CarringtonCrisp co-founder Andrew Crisp calls it “product replacement”. Ambitious twentysomethings, eager to accelerate their career trajectory, are choosing the cheaper one-year MiM over the MBA, which often takes two years, especially in the US.
“About a third of GMAT test-takers now use their scores to apply for masters [degrees] rather than an MBA course, which wasn’t the case a decade ago,” he says.
Cost of living is also among the leading considerations of prospective students when they decide where to study, according to CarringtonCrisp, while their choice of programme is most influenced by academic reputation and teaching quality, the research found.
“Despite data suggesting the MBA is a good return on investment, the fees look expensive up front,” Crisp says. “As a prospective student, you may also think that if you need an MBA later, your employer might pay for some or part of it [or] that the future of personal development is more likely to be based around short-course non-degree programmes delivered online.”
Tuition fee inflation is the most often cited reason for choosing a MiM over an MBA, CarringtonCrisp’s survey found.
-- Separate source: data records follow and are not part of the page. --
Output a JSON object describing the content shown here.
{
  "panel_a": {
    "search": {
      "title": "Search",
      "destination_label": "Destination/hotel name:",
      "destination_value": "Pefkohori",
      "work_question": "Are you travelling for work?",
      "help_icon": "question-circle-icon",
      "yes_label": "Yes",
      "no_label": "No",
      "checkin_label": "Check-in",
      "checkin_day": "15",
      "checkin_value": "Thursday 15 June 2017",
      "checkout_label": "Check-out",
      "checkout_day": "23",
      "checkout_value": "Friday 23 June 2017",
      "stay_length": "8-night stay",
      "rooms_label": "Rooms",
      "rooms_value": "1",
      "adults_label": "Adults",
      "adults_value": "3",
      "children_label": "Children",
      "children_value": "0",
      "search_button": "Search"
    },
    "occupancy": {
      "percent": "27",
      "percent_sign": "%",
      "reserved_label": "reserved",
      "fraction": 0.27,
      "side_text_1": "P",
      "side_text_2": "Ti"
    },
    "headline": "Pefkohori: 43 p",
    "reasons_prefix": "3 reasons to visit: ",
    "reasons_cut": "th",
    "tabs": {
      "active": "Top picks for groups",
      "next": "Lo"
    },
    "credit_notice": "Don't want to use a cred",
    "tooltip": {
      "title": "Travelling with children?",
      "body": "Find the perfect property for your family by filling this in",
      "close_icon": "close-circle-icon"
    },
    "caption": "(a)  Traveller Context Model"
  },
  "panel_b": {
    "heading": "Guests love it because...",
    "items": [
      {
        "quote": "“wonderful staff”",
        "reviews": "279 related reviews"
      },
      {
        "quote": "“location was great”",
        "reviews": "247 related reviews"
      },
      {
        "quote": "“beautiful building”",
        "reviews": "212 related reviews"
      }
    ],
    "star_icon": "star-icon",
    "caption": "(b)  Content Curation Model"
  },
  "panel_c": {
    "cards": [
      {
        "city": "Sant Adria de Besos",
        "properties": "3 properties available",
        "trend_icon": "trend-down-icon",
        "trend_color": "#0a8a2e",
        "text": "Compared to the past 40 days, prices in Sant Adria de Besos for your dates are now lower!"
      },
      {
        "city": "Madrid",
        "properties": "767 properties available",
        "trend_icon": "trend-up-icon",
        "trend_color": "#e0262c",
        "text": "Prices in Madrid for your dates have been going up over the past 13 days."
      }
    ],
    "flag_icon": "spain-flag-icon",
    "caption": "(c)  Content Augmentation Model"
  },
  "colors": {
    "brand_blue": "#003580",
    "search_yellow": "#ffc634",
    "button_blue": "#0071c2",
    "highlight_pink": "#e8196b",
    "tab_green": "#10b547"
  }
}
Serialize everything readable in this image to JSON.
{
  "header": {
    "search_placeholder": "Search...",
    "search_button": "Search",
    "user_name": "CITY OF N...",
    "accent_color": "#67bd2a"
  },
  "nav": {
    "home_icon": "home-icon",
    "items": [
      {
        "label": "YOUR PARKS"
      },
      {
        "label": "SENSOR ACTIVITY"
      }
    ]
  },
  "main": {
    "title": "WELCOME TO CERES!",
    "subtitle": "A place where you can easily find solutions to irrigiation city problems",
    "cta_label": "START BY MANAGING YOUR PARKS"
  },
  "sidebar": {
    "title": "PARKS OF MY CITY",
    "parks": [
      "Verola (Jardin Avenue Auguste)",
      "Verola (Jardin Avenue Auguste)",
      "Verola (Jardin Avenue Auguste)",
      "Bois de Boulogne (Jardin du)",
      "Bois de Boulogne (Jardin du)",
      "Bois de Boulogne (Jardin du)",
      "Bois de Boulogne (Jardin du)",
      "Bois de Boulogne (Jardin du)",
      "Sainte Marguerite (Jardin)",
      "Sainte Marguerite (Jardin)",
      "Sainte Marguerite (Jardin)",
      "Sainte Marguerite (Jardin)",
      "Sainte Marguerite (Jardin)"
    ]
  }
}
Crisp notes that an MiM degree at London Business School, with fees of £29,900, looks attractive compared with £75,100 for the MBA, which takes from 15 to 21 months. “Plus you get the London Business School brand on your CV at the start of your career.”
The institutions that are managing to maintain strong demand for both MiM and MBA courses are the highest ranked, most of which are in the US. The University of Michigan’s Ross School of Business is forecasting 22 per cent growth in applications for its MiM degree compared with last year. But demand for its two-year MBA course is growing at a similar pace, according to Scott DeRue, the school’s dean.
Prof DeRue notes that other US schools that offer MiMs, such as Kellogg School of Management in Illinois and Mendoza at the University of Notre Dame, Indiana, are aping the content of an MBA in their MiM curriculum, so that those who want to go on and take an MBA can do so in one year rather than two. The future will see a more “fluid relationship” between MiM and MBA degrees, Prof DeRue says, with students dipping into business school several times at key points in their lives.
“I do not envision the masters in management degree replacing the MBA,” he adds, suggesting that people will choose between the two depending on their experience at work.
Masters in management courses are riding a wave of globalisation in business education, where students from across the world vie for the best courses and value the ability to get ahead faster, according to Stefano Caselli, dean for international affairs at Bocconi University in Italy. Applications for Bocconi’s MiM have risen 10 per cent a year for at least a decade. This year close to 900 people were chasing 150 places, Prof Caselli says.
The MiM course has become a United Nations of students, he adds. Ten years ago fewer than 10 per cent of recruits were from outside the EU; today the proportion is two-thirds. The other change is the quality of prospective students, with each of this year’s applicants coming in the top 5 per cent of their class in their undergraduate degree, he says.
Prof Caselli predicts a decline in the number of lower-tier schools offering MBA courses, though not because of the success of the MiM courses. Rather, he feels that the MBA market is a mature one, in which there will be an inevitable flight to quality, whereas the MiM degree is still building its global market.
“What we are seeing is a segmentation of the market,” Prof Caselli says. “The MBA is still valid for someone with work experience, but if you are a young high-flyer, the masters in management is a gateway to giving your career a boost quickly.”